I agree about my lack of reading in the computational prediction space being a possible issue here-- however, we have the nice MPro story written by @marouenbg, and @mprobson has said he can use any Wednesday 11-1 to fill in any background we need about how high-performance computing has evolved to facilitate scientific problem-solving. Casey and I also met with James Fraser this week after he gave a really elegant talk about this side of things -- and he seemed willing to reading over the manuscript and give us feedback.
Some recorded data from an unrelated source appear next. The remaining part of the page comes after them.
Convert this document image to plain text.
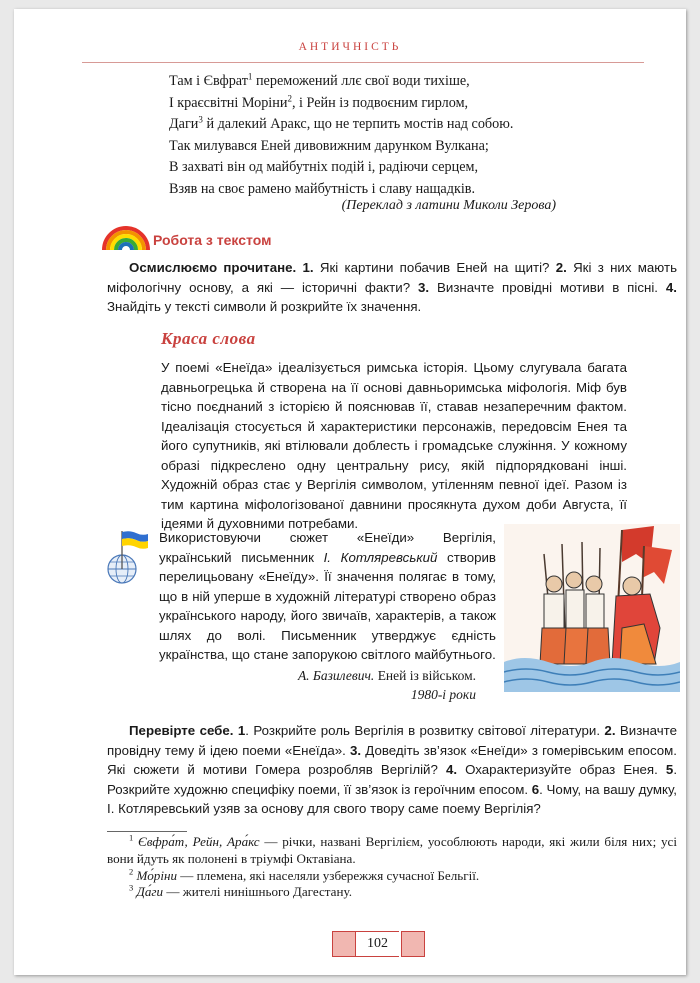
АНТИЧНІСТЬ
Там і Євфрат$^1$ переможений ллє свої води тихіше,
І краєсвітні Моріни$^2$, і Рейн із подвоєним гирлом,
Даги$^3$ й далекий Аракс, що не терпить мостів над собою.
Так милувався Еней дивовижним дарунком Вулкана;
В захваті він од майбутніх подій і, радіючи серцем,
Взяв на своє рамено майбутність і славу нащадків.
(Переклад з латини Миколи Зерова)
Робота з текстом
Осмислюємо прочитане. 1. Які картини побачив Еней на щиті? 2. Які з них мають міфологічну основу, а які — історичні факти? 3. Визначте провідні мотиви в пісні. 4. Знайдіть у тексті символи й розкрийте їх значення.
Краса слова
У поемі «Енеїда» ідеалізується римська історія. Цьому слугувала багата давньогрецька й створена на її основі давньоримська міфологія. Міф був тісно поєднаний з історією й пояснював її, ставав незаперечним фактом. Ідеалізація стосується й характеристики персонажів, передовсім Енея та його супутників, які втілювали доблесть і громадське служіння. У кожному образі підкреслено одну центральну рису, якій підпорядковані інші. Художній образ стає у Вергілія символом, утіленням певної ідеї. Разом із тим картина міфологізованої давнини просякнута духом доби Августа, її ідеями й духовними потребами.
Використовуючи сюжет «Енеїди» Вергілія, український письменник І. Котляревський створив перелицьовану «Енеїду». Її значення полягає в тому, що в ній уперше в художній літературі створено образ українського народу, його звичаїв, характерів, а також шлях до волі. Письменник утверджує єдність українства, що стане запорукою світлого майбутнього.
А. Базилевич. Еней із військом.
1980-і роки
Перевірте себе. 1. Розкрийте роль Вергілія в розвитку світової літератури. 2. Визначте провідну тему й ідею поеми «Енеїда». 3. Доведіть зв’язок «Енеїди» з гомерівським епосом. Які сюжети й мотиви Гомера розробляв Вергілій? 4. Охарактеризуйте образ Енея. 5. Розкрийте художню специфіку поеми, її зв’язок із героїчним епосом. 6. Чому, на вашу думку, І. Котляревський узяв за основу для свого твору саме поему Вергілія?
$^1$ Євфра́т, Рейн, Ара́кс — річки, названі Вергілієм, уособлюють народи, які жили біля них; усі вони йдуть як полонені в тріумфі Октавіана.
$^2$ Мо́ріни — племена, які населяли узбережжя сучасної Бельгії.
$^3$ Да́ги — жителі нинішнього Дагестану.
102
So I was cautiously optimistic that we could pull it off!

ajlee21 commented 3 years ago

Thanks for taking the time to pull out these themes @rando2 !!!

I concur with @agitter , think these sections would make a great story and make things much more clear to the reader (i.e. Clinical responses to symptoms/outcomes of COVID-19: "An example of this is this drug. [two sentence summary] (Appendix C))
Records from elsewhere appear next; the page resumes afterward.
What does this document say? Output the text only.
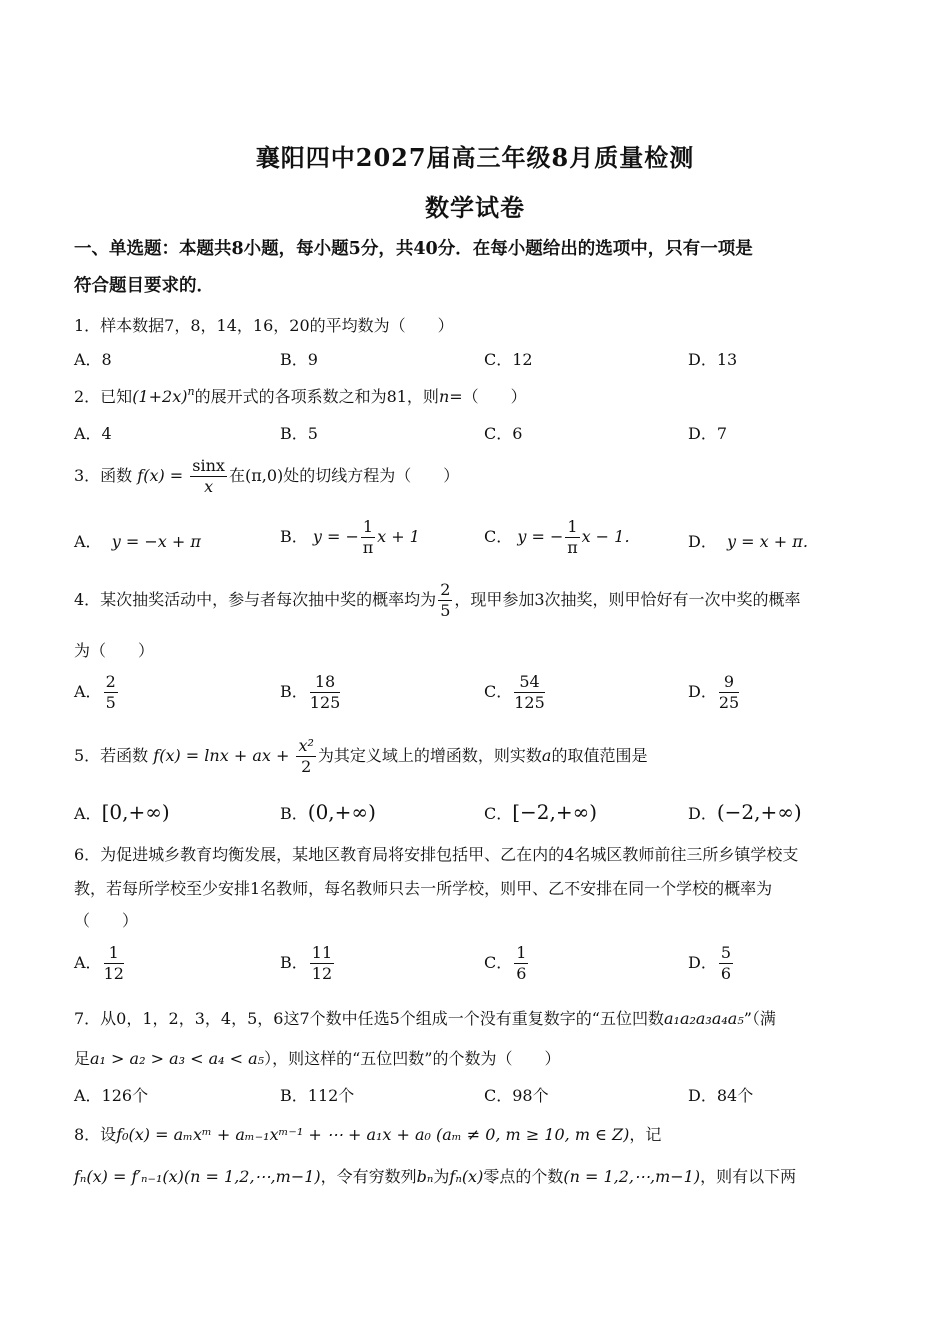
襄阳四中2027届高三年级8月质量检测
数学试卷
一、单选题：本题共8小题，每小题5分，共40分．在每小题给出的选项中，只有一项是
符合题目要求的．
1．样本数据7，8，14，16，20的平均数为（　　）
A．8	B．9	C．12	D．13
2．已知$(1+2x)^n$的展开式的各项系数之和为81，则n=（　　）
A．4	B．5	C．6	D．7
3．函数 $f(x) = \frac{\sin x}{x}$ 在(π,0)处的切线方程为（　　）
A． y = −x + π	B． y = − $\frac{1}{\pi}$ x + 1	C． y = − $\frac{1}{\pi}$ x − 1．	D． y = x + π．
4．某次抽奖活动中，参与者每次抽中奖的概率均为 $\frac{2}{5}$ ，现甲参加3次抽奖，则甲恰好有一次中奖的概率
为（　　）
A． $\frac{2}{5}$	B． $\frac{18}{125}$	C． $\frac{54}{125}$	D． $\frac{9}{25}$
5．若函数 f(x) = lnx + ax + $\frac{\text{x²}}{2}$ 为其定义域上的增函数，则实数a的取值范围是
A．[0,+∞)	B．(0,+∞)	C．[−2,+∞)	D．(−2,+∞)
6．为促进城乡教育均衡发展，某地区教育局将安排包括甲、乙在内的4名城区教师前往三所乡镇学校支
教，若每所学校至少安排1名教师，每名教师只去一所学校，则甲、乙不安排在同一个学校的概率为
（　　）
A． $\frac{1}{12}$	B． $\frac{11}{12}$	C． $\frac{1}{6}$	D． $\frac{5}{6}$
7．从0，1，2，3，4，5，6这7个数中任选5个组成一个没有重复数字的“五位凹数a₁a₂a₃a₄a₅”（满
足a₁ > a₂ > a₃ < a₄ < a₅），则这样的“五位凹数”的个数为（　　）
A．126个	B．112个	C．98个	D．84个
8．设f₀(x) = aₘxᵐ + aₘ₋₁xᵐ⁻¹ + ⋯ + a₁x + a₀ (aₘ ≠ 0, m ≥ 10, m ∈ Z)，记
fₙ(x) = f′ₙ₋₁(x)(n = 1,2,⋯,m−1)，令有穷数列bₙ为fₙ(x)零点的个数(n = 1,2,⋯,m−1)，则有以下两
cgreene commented 3 years ago

I think that the perfect is often the enemy of the good. I like the idea of repurposing text to the extent possible, and also of referring where possible to the appendix. I'm not sure that the computational approaches part really fits here since that's more a mode of finding therapeutics than a therapeutic itself. I'd lean towards 1, 2, 4 using as much text as possible from treatments that are promising.

You might also consider a fourth section for leads that did not appear to work out, which would provide an opportunity to summarize treatments that didn't go anywhere (HCQ for example). These could be more or less entirely offloaded to the appendix.
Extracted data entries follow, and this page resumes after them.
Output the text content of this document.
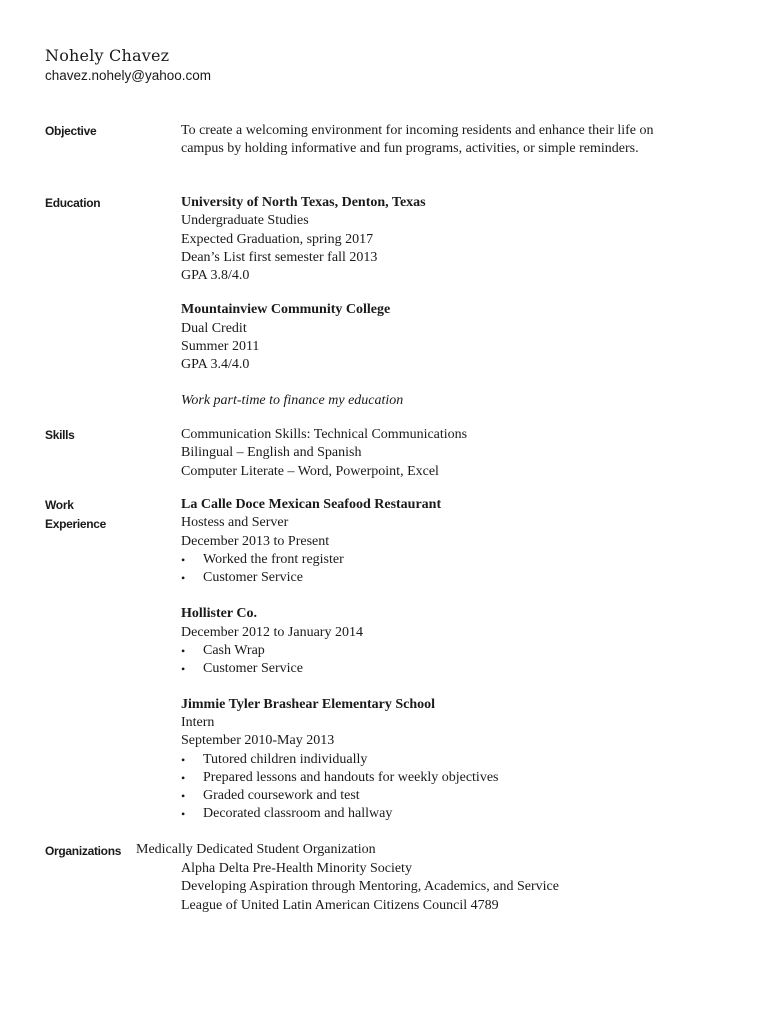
Nohely Chavez
chavez.nohely@yahoo.com
Objective	To create a welcoming environment for incoming residents and enhance their life on campus by holding informative and fun programs, activities, or simple reminders.
Education	University of North Texas, Denton, Texas
Undergraduate Studies
Expected Graduation, spring 2017
Dean’s List first semester fall 2013
GPA 3.8/4.0
Mountainview Community College
Dual Credit
Summer 2011
GPA 3.4/4.0
Work part-time to finance my education
Skills	Communication Skills: Technical Communications
Bilingual – English and Spanish
Computer Literate – Word, Powerpoint, Excel
Work
Experience
La Calle Doce Mexican Seafood Restaurant
Hostess and Server
December 2013 to Present
• Worked the front register
• Customer Service
Hollister Co.
December 2012 to January 2014
• Cash Wrap
• Customer Service
Jimmie Tyler Brashear Elementary School
Intern
September 2010-May 2013
• Tutored children individually
• Prepared lessons and handouts for weekly objectives
• Graded coursework and test
• Decorated classroom and hallway
Organizations	Medically Dedicated Student Organization
Alpha Delta Pre-Health Minority Society
Developing Aspiration through Mentoring, Academics, and Service
League of United Latin American Citizens Council 4789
RLordan commented 3 years ago

I agree with @agitter, repurposing the text as much as we can would be beneficial. @cgreene idea to use a section for leads that did not pan out is also a good idea. They are obviously important to how we got to where we are now. As for the computational aspect, maybe a future directions/ongoing research/ discussion section could cover those aspects, if word count permits.

rando2 commented 3 years ago

Thanks everyone for the feedback! I am attempting to do something similar for vaccines in #923. I changed up the background significantly (which took some reading) but pulled all of the illustrations directly from the existing text, which would be the plan here as well. So far I think I've put in about 1.5 work days to go from brainstorm to rough draft, so I'm hoping to clean some things up tomorrow and open that PR for comments tomorrow.

This one would probably take a little more energy because right now therapeutics is almost 20K words long, whereas the vaccines manuscript was 14,608 words long (albeit with outstanding PRs). But my rough draft is about 6000 words, which makes me think #923 might be somewhat on track to approximate the amount of depth that a human reviewer will be able to tolerate reading 😆

agitter commented 3 years ago

For computational approaches, we could put together 2-3 sentences for the discussion about the breadth of approaches attempted without reviewing them:

It would be nice to conclude whether computational approaches have contributed any real therapeutics ~1 year into the pandemic. BenevolentAI outlines a timeline in which their knowledge graph mining identified baricitinib as a potential treatment that eventually lead to an EUA. We could validate that story and see if there are any others.

rando2 commented 3 years ago

I'm opening #934 and would love feedback -- it's still a draft, but I am curious what you all think about the general organization and layout. The length is in the right ballpark, as it's about 8K words right now and there's a bit more to fill in (we're aiming for 8-12K). I left the computational section essentially blank other than copying over @marouenbg's text about MPro, but I think @agitter's ideas above sound great.

I think we can get this into a submittable form with minimal additional work, if the structure seems alright to people.